New Brunswick

Neighborhood outcry foils metal siding plans for 29-unit development

A proposed change in siding material for a 29-unit apartment building in uptown Saint John has neighbours up in arms.

PAC rejected request for The Atlantic building to have parts covered in corrugated metal siding

Residents in the neighbourhood said the siding on a new building on Lower Cove Loop in Saint John was industrial and an eyesore. (Graham Thomspon/CBC)

A change in siding material for a 29-unit apartment building in Saint John has neighbours up in arms.

And yes, it is about looks.

Residents expected the six-storey building going up on Lower Cove Loop to have a modern cement facade, but were dismayed to see workers putting up grey corrugated metal siding they're calling an "eyesore" and "a blight on
the whole project and the neighbourhood."

"What does this say about our neighbourhood?" said resident Leona Laracey at a two-hour-long special planning advisory committee. "How is that going to set the tone for future development?"

On the left is the original mockup of the Atlantic given to the planning advisory committee in 2020, with cement siding.
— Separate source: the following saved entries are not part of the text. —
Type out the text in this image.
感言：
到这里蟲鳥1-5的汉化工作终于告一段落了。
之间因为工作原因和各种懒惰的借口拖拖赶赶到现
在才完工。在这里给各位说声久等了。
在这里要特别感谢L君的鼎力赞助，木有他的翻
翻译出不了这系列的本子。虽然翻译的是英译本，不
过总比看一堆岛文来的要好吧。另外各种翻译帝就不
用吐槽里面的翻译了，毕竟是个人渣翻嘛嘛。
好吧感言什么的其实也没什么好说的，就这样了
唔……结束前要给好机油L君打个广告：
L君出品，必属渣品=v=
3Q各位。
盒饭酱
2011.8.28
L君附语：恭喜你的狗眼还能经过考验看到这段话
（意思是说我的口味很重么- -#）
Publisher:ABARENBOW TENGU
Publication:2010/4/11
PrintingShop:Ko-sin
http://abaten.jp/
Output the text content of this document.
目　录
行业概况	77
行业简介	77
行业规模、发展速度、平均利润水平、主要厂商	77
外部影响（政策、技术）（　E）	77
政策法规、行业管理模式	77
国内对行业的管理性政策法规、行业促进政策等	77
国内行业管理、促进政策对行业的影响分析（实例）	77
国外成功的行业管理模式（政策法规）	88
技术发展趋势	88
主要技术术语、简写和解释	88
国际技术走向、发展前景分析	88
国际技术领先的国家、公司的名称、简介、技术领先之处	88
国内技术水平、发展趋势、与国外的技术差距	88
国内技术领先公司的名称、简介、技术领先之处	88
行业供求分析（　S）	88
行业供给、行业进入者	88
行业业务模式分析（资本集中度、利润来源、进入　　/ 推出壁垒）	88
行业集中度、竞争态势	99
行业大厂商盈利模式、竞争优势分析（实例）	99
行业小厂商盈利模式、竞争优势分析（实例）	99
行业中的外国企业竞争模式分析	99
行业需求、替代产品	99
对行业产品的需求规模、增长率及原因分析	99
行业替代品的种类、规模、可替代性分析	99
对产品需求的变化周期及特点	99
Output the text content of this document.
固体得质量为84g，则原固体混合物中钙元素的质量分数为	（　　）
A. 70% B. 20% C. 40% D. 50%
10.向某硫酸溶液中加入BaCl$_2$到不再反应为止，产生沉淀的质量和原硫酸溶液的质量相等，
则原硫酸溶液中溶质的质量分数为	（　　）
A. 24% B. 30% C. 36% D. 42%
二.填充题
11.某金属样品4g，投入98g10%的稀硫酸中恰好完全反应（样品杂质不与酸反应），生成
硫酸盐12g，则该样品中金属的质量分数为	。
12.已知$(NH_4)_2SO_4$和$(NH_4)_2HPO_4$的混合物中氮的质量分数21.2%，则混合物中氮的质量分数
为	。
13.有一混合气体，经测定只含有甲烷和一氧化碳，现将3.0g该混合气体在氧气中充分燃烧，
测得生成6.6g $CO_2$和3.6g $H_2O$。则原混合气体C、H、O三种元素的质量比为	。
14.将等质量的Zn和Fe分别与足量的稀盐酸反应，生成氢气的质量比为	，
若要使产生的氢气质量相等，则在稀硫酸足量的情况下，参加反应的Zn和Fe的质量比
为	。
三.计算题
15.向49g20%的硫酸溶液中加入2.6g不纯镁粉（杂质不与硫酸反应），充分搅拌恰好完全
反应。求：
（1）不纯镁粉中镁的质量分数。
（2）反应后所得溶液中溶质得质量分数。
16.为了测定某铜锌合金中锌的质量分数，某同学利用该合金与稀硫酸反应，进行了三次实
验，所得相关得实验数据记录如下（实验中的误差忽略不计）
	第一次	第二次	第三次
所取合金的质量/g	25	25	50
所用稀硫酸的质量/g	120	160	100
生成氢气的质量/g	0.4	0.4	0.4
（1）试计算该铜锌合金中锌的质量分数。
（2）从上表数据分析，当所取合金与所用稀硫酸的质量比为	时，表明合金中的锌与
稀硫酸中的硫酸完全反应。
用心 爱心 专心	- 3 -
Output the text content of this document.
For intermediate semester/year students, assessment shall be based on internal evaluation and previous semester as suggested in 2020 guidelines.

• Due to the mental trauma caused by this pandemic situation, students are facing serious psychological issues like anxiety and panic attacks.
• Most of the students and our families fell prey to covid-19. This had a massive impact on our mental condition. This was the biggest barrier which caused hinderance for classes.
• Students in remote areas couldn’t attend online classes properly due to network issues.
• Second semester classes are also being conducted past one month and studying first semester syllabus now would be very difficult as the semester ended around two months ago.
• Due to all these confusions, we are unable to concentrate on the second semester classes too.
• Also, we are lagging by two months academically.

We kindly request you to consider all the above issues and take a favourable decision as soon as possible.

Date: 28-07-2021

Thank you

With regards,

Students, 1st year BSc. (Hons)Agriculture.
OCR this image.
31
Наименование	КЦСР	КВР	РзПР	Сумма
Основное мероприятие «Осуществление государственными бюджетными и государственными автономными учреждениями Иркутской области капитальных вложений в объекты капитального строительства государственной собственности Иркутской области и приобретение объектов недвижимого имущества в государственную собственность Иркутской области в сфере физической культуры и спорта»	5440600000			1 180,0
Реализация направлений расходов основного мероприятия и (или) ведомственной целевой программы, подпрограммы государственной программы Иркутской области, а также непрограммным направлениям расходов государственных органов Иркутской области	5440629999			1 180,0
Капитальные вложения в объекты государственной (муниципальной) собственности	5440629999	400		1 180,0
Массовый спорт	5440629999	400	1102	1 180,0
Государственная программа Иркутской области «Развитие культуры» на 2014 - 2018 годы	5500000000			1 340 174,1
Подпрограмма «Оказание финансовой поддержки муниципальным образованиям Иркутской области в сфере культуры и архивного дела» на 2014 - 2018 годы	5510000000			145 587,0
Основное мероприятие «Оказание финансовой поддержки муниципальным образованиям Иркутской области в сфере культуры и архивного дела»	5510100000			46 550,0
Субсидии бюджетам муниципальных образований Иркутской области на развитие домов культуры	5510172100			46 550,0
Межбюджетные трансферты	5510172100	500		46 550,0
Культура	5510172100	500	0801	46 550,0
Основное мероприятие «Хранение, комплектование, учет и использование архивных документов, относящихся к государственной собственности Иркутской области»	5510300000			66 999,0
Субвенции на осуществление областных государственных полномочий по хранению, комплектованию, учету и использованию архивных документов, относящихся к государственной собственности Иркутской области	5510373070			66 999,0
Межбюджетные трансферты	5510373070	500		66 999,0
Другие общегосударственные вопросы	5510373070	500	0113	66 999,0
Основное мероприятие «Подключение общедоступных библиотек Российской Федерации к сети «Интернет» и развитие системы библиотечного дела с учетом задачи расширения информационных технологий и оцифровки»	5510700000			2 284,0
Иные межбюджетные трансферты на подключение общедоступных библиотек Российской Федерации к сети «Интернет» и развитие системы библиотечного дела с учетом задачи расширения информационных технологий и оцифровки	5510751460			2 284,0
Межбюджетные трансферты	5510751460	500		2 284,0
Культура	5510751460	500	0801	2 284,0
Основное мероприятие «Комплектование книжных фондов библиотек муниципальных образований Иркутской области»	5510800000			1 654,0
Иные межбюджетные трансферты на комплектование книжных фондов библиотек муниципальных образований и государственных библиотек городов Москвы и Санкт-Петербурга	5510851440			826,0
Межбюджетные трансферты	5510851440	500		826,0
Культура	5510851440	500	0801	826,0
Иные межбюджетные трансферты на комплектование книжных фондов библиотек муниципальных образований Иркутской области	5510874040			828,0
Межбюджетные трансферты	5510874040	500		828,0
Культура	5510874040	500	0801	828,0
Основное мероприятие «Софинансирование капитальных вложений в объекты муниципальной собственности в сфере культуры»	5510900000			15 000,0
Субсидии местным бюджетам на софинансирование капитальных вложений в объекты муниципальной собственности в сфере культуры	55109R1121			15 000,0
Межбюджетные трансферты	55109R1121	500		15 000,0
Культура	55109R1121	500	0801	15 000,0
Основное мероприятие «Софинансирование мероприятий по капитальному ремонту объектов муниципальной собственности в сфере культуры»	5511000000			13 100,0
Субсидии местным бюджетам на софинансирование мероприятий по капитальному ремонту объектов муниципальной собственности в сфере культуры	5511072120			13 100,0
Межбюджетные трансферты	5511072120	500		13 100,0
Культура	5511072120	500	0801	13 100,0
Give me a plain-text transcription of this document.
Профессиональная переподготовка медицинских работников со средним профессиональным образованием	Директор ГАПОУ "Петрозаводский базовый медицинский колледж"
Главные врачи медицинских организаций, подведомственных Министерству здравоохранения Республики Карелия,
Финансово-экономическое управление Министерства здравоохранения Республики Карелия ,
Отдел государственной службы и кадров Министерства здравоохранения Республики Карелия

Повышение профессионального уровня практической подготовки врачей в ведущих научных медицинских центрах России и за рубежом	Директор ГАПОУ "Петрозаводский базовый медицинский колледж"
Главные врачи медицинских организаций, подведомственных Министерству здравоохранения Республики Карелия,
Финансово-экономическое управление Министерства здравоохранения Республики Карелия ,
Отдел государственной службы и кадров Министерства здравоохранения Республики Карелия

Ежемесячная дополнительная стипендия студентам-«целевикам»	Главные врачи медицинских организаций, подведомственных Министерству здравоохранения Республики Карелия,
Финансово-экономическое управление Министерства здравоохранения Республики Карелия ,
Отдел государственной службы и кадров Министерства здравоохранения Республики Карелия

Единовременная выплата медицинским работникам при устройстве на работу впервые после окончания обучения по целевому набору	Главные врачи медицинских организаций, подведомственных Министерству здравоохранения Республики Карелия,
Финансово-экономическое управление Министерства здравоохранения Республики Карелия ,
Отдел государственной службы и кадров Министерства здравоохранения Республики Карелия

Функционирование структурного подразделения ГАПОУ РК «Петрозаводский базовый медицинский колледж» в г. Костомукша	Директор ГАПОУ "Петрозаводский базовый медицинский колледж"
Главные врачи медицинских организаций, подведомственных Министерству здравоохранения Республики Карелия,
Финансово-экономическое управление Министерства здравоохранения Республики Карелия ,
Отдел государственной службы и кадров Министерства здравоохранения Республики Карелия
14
On the right is the updated design using metal siding presented in May. The committee denied the developers' request to use the new plan. (Submitted by Comeau MacKenzie Architecture)

After receiving 11 letters from neighbours, the city's planning advisory committee members rejected the request from developers to use the metal siding, which was not part of the original design they approved last year.

The building, dubbed The Atlantic, now stands half covered with metal siding that will have to be removed and redone.

The developer did not address why they began putting up the metal siding before the variance was granted.

'Subjective' objections

City staff member Jennifer Kirchner recommended the committee approve the variance because it does not pose a safety issue, and the material was approved to use for building. She said the objections were mainly "subjective."

"This is really framed by individual preferences," she said. "It's very subjective. This isn't an attempt to assess or determine preferences."

But some committee members disagreed, and they voted to deny the application 5-4.

Member Lourdes Clancy said if the plans were put forth with metal siding in 2020, she would have had second thoughts.

"I have to look at it as if it was part of the original variance back in 2020. And at that time, I think I would have denied the variance then as well," she said.

Developer struggled to find better siding

Peter MacKenzie, speaking on behalf of the developer, said the builders started with plans to use cement siding but was having trouble with supply.

"For the year 2020, unsteady supply, unguaranteed deliveries and most particularly it was the unsteady price point that made it difficult for us to go forward with that other material," he said.

He also said he used the cement siding on a project in Corner Brook, Newfoundland and Labrador, and said it didn't perform well.

The 29-unit development on Lower Cove Loop will have to be re-sided after the planning advisory committee rejected the proposal to use metal siding. (Graham Thompson/CBC)

MacKenzie said they decided to go with metal siding because it holds up well to hard rain and strong winds, and reflects Saint John's industrial nature.

"I don't want our uptown to be industrial, I want our uptown to be inspiring," said Coun. Gary Sullivan.

Coun. David Hickey attended the meeting as a resident. He said he's "extremely concerned" about the building getting approval to go ahead as is.

"Setting an extremely dangerous precedent," he said.

In denying the variance, the committee did not recommend developers use any other type of siding than what was originally planned.